Как с этой точки зрения вы оцениваете успешность кампании для России?
Оснований говорить о провале или неудаче нет.
Год и более боев за один населенный пункт — обычное явление для этой войны.
Если российские подразделения смогут дожать несколько таких узлов обороны ВСУ, позиции существенно укрепятся.
Надо понимать, что идет война на истощение. Захват территории имеет смысл лишь тогда, когда она важна политически или ресурсно. Например, бои за Красноармейск (Покровск) лишили Украину значительных объемов коксующегося угля.
Но открывается огромное пространство для спекуляций...
Да, все верно. В России часто наблюдается колебание общественных настроений — от чрезмерных надежд до уныния. В последние месяцы, похоже, мы переживаем волну пессимизма.

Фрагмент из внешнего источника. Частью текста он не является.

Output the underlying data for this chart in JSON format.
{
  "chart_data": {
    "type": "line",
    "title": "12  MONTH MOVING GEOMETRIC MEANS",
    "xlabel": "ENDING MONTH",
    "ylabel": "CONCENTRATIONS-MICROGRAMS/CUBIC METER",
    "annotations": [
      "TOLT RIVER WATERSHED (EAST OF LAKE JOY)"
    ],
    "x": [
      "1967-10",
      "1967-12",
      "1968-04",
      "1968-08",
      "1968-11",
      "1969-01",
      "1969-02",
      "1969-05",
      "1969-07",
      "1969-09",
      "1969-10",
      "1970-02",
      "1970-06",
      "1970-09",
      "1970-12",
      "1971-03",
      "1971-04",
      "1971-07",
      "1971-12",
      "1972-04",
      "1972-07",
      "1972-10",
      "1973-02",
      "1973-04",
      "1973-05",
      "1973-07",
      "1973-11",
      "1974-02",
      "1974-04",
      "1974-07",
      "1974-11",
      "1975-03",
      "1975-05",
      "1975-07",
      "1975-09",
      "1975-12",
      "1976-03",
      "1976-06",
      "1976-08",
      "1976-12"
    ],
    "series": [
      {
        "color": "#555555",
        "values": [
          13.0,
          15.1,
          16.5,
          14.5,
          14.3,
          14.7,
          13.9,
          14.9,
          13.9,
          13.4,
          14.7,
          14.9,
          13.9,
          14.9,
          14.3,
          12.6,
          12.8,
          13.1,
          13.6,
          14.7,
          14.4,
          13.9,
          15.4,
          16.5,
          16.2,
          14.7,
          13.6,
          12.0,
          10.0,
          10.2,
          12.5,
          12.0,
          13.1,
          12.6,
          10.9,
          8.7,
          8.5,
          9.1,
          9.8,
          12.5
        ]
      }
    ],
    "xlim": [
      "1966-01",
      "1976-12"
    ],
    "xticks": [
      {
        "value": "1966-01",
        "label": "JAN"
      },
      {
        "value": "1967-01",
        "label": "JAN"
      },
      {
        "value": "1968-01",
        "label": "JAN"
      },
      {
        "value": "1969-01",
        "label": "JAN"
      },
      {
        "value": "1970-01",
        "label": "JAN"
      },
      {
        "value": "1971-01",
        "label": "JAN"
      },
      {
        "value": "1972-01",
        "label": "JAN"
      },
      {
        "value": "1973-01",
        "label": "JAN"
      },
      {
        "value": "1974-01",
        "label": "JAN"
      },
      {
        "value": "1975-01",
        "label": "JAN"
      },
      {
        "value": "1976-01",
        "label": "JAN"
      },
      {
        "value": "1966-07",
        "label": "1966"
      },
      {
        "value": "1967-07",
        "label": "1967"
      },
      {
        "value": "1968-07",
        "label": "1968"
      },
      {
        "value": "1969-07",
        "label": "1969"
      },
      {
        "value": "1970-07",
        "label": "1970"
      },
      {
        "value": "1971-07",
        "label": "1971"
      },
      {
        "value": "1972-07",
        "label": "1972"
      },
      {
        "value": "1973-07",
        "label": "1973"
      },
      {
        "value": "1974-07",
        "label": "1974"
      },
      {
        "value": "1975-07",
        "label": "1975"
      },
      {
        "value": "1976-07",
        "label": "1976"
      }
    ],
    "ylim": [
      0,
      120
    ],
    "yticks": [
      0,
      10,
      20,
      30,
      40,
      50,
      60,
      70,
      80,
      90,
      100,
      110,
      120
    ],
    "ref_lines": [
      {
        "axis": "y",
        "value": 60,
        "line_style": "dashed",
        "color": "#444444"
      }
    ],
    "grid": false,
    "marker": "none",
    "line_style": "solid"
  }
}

Но если посмотреть на украинские источники, то мы увидим, что тема истощения ВСУ обсуждается крайне остро. Продолжается глубокий кризис комплектования. Это одна из причин продвижения российских подразделений: снижается плотность украинских боевых порядков. На Украине признают, что потеряли прежнее преимущество в FPV-дронах и продолжают уступать России по всем видам тяжелых вооружений
Она согласована с союзниками — удары по российской энергетике, санкционное давление, попытки эскалации на других направлениях. Но четких перспектив выхода из позиционного тупика у Вооруженных сил Украины нет.
Около месяца назад бывший главнокомандующий ВСУ Валерий Залужный опубликовал статью, где признал: сохраняется позиционный тупик, но есть предпосылки его преодоления — именно с российской стороны. Он выделил два фактора: усиливающийся кризис комплектования ВСУ и начало новой технологической революции. Ее первые признаки уже видны.
Что вы имеете в виду?
Появляются новые средства борьбы за господство в воздухе — дроны-перехватчики, автономные пулеметные турели, управляемые с помощью искусственного интеллекта, а также образцы лазерного и микроволнового оружия.

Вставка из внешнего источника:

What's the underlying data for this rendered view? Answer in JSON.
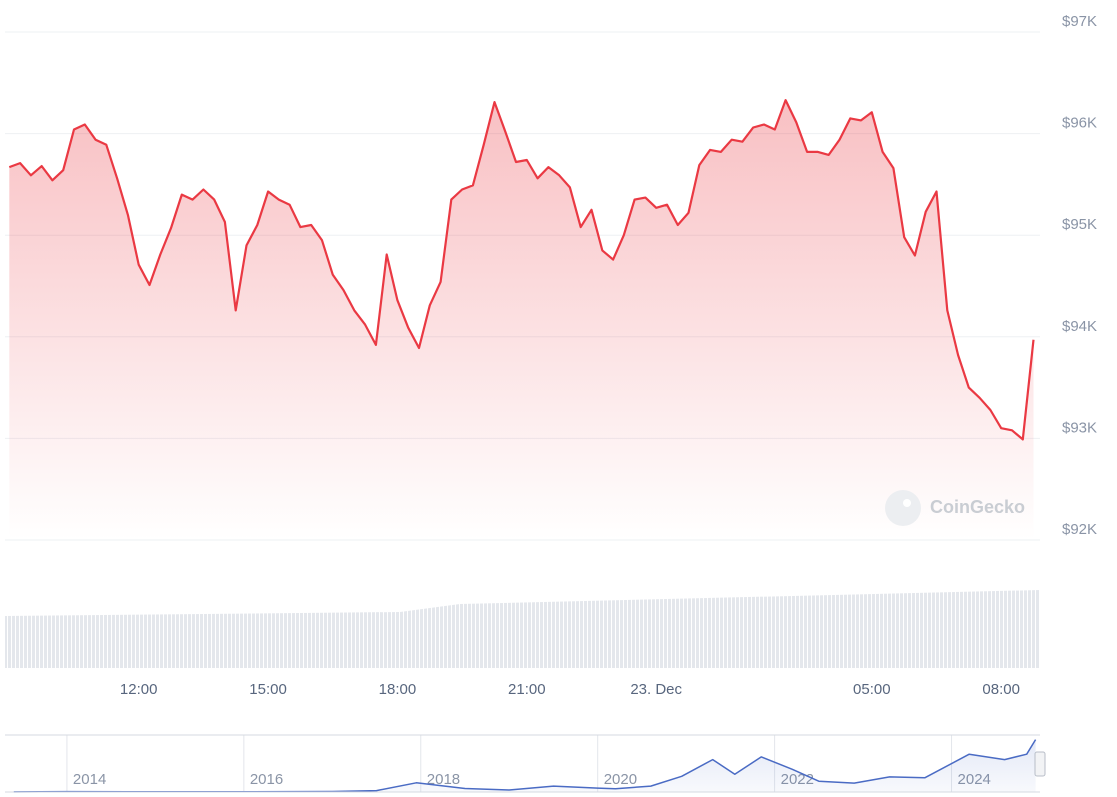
{
  "chart_data": [
    {
      "type": "line",
      "color": "#ea3943",
      "grid": "y",
      "watermark": "CoinGecko",
      "xlim": [
        8.9,
        32.9
      ],
      "ylim": [
        92000,
        97000
      ],
      "xticks": [
        {
          "value": 12,
          "label": "12:00"
        },
        {
          "value": 15,
          "label": "15:00"
        },
        {
          "value": 18,
          "label": "18:00"
        },
        {
          "value": 21,
          "label": "21:00"
        },
        {
          "value": 24,
          "label": "23. Dec"
        },
        {
          "value": 29,
          "label": "05:00"
        },
        {
          "value": 32,
          "label": "08:00"
        }
      ],
      "yticks": [
        {
          "value": 92000,
          "label": "$92K"
        },
        {
          "value": 93000,
          "label": "$93K"
        },
        {
          "value": 94000,
          "label": "$94K"
        },
        {
          "value": 95000,
          "label": "$95K"
        },
        {
          "value": 96000,
          "label": "$96K"
        },
        {
          "value": 97000,
          "label": "$97K"
        }
      ],
      "x": [
        9,
        9.25,
        9.5,
        9.75,
        10,
        10.25,
        10.5,
        10.75,
        11,
        11.25,
        11.5,
        11.75,
        12,
        12.25,
        12.5,
        12.75,
        13,
        13.25,
        13.5,
        13.75,
        14,
        14.25,
        14.5,
        14.75,
        15,
        15.25,
        15.5,
        15.75,
        16,
        16.25,
        16.5,
        16.75,
        17,
        17.25,
        17.5,
        17.75,
        18,
        18.25,
        18.5,
        18.75,
        19,
        19.25,
        19.5,
        19.75,
        20,
        20.25,
        20.5,
        20.75,
        21,
        21.25,
        21.5,
        21.75,
        22,
        22.25,
        22.5,
        22.75,
        23,
        23.25,
        23.5,
        23.75,
        24,
        24.25,
        24.5,
        24.75,
        25,
        25.25,
        25.5,
        25.75,
        26,
        26.25,
        26.5,
        26.75,
        27,
        27.25,
        27.5,
        27.75,
        28,
        28.25,
        28.5,
        28.75,
        29,
        29.25,
        29.5,
        29.75,
        30,
        30.25,
        30.5,
        30.75,
        31,
        31.25,
        31.5,
        31.75,
        32,
        32.25,
        32.5,
        32.75
      ],
      "values": [
        95670,
        95710,
        95590,
        95680,
        95540,
        95640,
        96040,
        96090,
        95940,
        95890,
        95560,
        95200,
        94710,
        94510,
        94810,
        95070,
        95400,
        95350,
        95450,
        95350,
        95130,
        94260,
        94900,
        95100,
        95430,
        95350,
        95300,
        95080,
        95100,
        94950,
        94610,
        94460,
        94260,
        94120,
        93920,
        94810,
        94360,
        94090,
        93890,
        94310,
        94540,
        95350,
        95450,
        95490,
        95890,
        96310,
        96020,
        95720,
        95740,
        95560,
        95670,
        95590,
        95470,
        95080,
        95250,
        94850,
        94760,
        95000,
        95350,
        95370,
        95270,
        95300,
        95100,
        95220,
        95690,
        95840,
        95820,
        95940,
        95920,
        96060,
        96090,
        96040,
        96330,
        96110,
        95820,
        95820,
        95790,
        95940,
        96150,
        96130,
        96210,
        95820,
        95660,
        94980,
        94800,
        95230,
        95430,
        94260,
        93820,
        93500,
        93400,
        93280,
        93100,
        93080,
        92990,
        93970
      ]
    },
    {
      "type": "line",
      "color": "#4a6bc4",
      "grid": "x",
      "xlim": [
        2013.3,
        2025
      ],
      "ylim": [
        0,
        100000
      ],
      "xticks": [
        2014,
        2016,
        2018,
        2020,
        2022,
        2024
      ],
      "x": [
        2013.4,
        2014,
        2015,
        2016,
        2017,
        2017.5,
        2017.95,
        2018.5,
        2019,
        2019.5,
        2020,
        2020.2,
        2020.6,
        2020.95,
        2021.3,
        2021.55,
        2021.85,
        2022.2,
        2022.5,
        2022.9,
        2023.3,
        2023.7,
        2024.2,
        2024.6,
        2024.85,
        2024.95
      ],
      "values": [
        100,
        800,
        300,
        430,
        1000,
        2500,
        17000,
        6500,
        3700,
        11000,
        7200,
        6000,
        11000,
        29000,
        60000,
        33000,
        65000,
        42000,
        20000,
        16500,
        28000,
        26500,
        70000,
        60000,
        70000,
        97000
      ]
    }
  ]
}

Если одна из сторон сможет завоевать контроль над низкими высотами хотя бы локально, характер боевых действий на этом конкретном участке фронта может измениться. И, скорее всего, это произойдет с российской стороны — благодаря большему научно-техническому потенциалу.
То есть техника по-прежнему определяет тактику?
Да. Из-за массового применения дронов бои ведут небольшие рассредоточенные группы, часто действующие автономно. Их снабжение крайне ограничено — пешком или на легковом транспорте. Иногда используются грузовые дроны, но снабжать серьезные группировки таким способом невозможно.
Подобное уже наблюдалось при атаке Вооруженных сил Украины на Курскую область в прошлом году, когда им удалось сосредоточить большое количество средств радиоэлектронной борьбы (РЭБ) на одном участке.
Однако эффективность РЭБ снижается из-за появления дронов на оптоволоконных кабелях и устройств с элементами искусственного интеллекта, добиться успеха теперь можно только за счет физического поражения воздушных целей, и здесь Россия опережает противника. Добиться технологического прорыва в этой области значит вновь изменить тактику боевых действий.
Тактику «просачивания», использованную российскими подразделениями под Добропольем, можно назвать попыткой выйти из позиционного тупика?
Это просто лучшая из доступных тактик. Да, она позволяет двигать фронт, но не устраняет сам позиционный характер боевых действий.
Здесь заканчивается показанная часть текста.